A television show exists in a similar tension. Like any show, Friendship Is Magic is inherently episodic and thereby circular; it always starts with a cold open, followed by the opening theme, three acts separated by commercial breaks, and the closing theme. At the same time, it is a linear sequence (for the most part; I argued in the book that the first season’s broadcast order is the chronological order in which episodes take place from the perspective of the characters, and in the second season the same order seems reasonable, with the option of switching “Family Appreciation Day” and “Hearth’s Warming Eve”) of episodes, with character arcs extending across and between entire seasons.

A significant number of episodes, this second season, have dealt with time, and in particular the circular perspective on time. “Hearts and Hooves Day,” written by Meghan McCarthy and directed by James Wootton, is no exception. At the core of the episode is the celebration of an annual holiday similar to Valentine’s Day, so of course we have the cyclical return of a festival, but more interesting are the other cycles it brings into play.

Specifically, the episode deals heavily with love, albeit from a child’s perspective. The Cutie Mark Crusaders are at first enthused about the idea, even while recognizing themselves as too young for it; their goal in the first part of the episode is to find a “special somepony” for their teacher, Cheerilee, and they settle on the eldest of the Apple siblings, Big Macintosh, as the perfect candidate. However, when their initial attempts are unsuccessful, they turn to magic (complete with musical references to “The Sorcerer’s Apprentice” as they mix their potion), and of course it all goes wrong.

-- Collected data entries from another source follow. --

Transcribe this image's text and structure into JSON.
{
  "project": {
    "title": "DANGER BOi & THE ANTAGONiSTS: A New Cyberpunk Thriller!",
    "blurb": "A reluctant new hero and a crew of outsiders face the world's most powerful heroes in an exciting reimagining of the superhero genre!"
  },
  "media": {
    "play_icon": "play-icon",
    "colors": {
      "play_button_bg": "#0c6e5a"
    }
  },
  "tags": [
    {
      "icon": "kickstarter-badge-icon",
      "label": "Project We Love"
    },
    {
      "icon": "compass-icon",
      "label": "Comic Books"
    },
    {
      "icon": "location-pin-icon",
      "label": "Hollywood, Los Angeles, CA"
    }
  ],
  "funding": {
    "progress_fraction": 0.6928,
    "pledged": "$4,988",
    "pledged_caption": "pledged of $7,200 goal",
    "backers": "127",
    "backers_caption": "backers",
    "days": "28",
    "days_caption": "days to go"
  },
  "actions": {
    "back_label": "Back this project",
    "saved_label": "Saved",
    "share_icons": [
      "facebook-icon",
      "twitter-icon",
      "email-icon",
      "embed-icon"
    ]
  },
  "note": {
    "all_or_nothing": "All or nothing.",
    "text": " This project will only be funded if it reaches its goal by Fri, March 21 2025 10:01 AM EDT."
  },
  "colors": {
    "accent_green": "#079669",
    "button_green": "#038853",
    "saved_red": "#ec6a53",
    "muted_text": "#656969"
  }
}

How is this referencing the cyclical nature of time? Well, first of all, it is a recurrence of a previous plot; both this and “Lesson Zero” involve a spell intended to evoke desire producing dangerous obsession instead (and in both cases Big Macintosh is among the most affected). The book also subtly calls back to previous episodes depicting the history of Equestria, in that it tells the story of a prince and princess who neglected their duties, causing chaos to reign–the love poison may be the reason Equestria fell to Discord, in other words.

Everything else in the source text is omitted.